Als  Amateurbänder bezeichnet man die Frequenzbereiche, die für den Amateurfunkbetrieb freigegeben sind. Die Bänder werden nach der Wellenlänge der Frequenzen benannt. Die Wellenlänge ergibt sich aus der Division der Lichtgeschwindigkeit (299.792.458 m/s) durch die Frequenz (in Hertz). Beispielsweise steht das 160-Meter-Band für den Bereich von etwa 1800 bis 1900 kHz und das 80-Meter-Band für den Bereich von 3500 bis 3800 kHz. Historisch bedingt sind die Bezeichnungen allerdings nicht ganz exakt, so z.B. im 40-Meter-Band. Die ersten Amateurfunkbänder wurden international im Washingtoner Abkommen von 1927 als Teil des Internationalen Fernmeldevertrages den Funkamateuren zugeteilt.

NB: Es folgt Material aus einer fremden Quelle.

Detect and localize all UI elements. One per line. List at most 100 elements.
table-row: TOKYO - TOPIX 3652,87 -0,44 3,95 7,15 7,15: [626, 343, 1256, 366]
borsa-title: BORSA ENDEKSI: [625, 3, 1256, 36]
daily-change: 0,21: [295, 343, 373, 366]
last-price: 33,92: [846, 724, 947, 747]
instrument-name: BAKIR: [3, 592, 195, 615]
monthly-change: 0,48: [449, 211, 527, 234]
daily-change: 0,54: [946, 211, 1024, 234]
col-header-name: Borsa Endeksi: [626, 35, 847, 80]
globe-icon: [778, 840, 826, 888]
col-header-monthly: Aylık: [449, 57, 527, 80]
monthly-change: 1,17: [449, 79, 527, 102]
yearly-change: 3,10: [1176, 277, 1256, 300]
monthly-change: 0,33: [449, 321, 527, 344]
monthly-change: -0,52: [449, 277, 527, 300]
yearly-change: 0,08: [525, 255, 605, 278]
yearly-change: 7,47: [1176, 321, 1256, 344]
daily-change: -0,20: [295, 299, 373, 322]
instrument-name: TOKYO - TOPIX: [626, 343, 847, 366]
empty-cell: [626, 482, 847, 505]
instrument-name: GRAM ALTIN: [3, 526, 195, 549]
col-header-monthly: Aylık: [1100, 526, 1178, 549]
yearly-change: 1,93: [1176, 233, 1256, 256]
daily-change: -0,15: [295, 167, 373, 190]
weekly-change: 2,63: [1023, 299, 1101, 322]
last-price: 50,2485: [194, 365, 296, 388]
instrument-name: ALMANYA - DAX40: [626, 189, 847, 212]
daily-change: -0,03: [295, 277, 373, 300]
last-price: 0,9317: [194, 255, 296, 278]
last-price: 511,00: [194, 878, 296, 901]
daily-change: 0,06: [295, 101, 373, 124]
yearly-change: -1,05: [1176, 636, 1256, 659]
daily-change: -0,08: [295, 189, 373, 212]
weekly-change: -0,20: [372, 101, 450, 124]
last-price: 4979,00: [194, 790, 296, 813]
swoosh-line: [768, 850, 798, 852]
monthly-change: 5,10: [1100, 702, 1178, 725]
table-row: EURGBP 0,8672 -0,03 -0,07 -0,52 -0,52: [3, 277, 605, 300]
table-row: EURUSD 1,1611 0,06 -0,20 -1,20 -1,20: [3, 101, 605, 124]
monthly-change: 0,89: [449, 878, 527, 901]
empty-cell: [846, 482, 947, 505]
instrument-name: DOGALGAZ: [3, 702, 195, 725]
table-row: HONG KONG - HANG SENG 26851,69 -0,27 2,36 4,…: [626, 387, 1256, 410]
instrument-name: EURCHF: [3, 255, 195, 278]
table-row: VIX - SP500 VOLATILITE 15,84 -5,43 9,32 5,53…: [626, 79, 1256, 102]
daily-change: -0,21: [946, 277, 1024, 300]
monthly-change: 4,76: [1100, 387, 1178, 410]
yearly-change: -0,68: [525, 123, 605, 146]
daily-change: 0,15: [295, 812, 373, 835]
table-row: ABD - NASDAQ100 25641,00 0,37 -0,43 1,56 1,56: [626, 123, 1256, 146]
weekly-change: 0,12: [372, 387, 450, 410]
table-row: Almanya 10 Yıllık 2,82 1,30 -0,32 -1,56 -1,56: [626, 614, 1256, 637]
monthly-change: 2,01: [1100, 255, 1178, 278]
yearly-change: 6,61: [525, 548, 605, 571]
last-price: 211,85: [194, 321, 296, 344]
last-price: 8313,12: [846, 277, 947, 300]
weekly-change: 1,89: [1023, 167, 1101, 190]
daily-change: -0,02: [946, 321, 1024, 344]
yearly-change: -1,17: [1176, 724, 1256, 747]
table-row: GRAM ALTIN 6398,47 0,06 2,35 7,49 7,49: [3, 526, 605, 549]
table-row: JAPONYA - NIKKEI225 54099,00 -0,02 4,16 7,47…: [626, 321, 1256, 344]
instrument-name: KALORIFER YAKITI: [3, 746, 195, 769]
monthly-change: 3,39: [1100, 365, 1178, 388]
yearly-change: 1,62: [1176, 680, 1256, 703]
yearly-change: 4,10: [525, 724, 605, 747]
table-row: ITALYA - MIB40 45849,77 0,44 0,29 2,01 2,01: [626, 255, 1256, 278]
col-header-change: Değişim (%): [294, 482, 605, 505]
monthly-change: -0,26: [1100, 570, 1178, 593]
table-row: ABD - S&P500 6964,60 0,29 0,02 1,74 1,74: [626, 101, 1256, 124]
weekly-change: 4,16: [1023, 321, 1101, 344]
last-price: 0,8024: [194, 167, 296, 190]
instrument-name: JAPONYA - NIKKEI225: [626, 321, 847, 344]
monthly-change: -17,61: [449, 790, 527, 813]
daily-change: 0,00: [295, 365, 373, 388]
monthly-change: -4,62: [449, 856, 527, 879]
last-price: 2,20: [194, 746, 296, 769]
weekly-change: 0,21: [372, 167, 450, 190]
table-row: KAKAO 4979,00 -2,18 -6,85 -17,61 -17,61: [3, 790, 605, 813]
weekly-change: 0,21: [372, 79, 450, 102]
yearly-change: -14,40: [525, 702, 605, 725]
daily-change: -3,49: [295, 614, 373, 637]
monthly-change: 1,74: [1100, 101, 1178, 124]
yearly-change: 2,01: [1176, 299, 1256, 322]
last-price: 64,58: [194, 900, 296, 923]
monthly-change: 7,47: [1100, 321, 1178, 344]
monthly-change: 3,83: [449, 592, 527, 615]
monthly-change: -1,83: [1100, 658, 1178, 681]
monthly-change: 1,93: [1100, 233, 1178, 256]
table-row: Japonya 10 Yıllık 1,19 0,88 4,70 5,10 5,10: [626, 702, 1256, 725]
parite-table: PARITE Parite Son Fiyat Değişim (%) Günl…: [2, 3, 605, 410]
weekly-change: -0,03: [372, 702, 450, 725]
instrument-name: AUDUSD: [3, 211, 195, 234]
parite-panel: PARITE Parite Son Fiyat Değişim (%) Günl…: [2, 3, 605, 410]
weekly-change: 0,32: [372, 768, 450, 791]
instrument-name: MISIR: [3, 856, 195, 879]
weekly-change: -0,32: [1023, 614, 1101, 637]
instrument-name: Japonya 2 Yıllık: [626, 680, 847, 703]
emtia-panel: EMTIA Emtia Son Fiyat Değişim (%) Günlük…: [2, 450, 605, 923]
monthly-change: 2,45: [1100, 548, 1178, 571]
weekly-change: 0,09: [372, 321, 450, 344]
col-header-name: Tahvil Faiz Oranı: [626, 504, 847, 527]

Den Funkamateuren stehen verschiedene Frequenzbereiche, zwischen 135 kHz und 250 GHz im Langwellen-, Mittelwellen-, Kurz- und Ultrakurzwellen bis hinauf in den Gigahertz-Bereich zur Verfügung. Auch im optischen Bereich und im Bereich der Terahertzstrahlung sind Funkamateure aktiv und insbesondere in diesem Bereich auch aktiv an der Forschung beteiligt.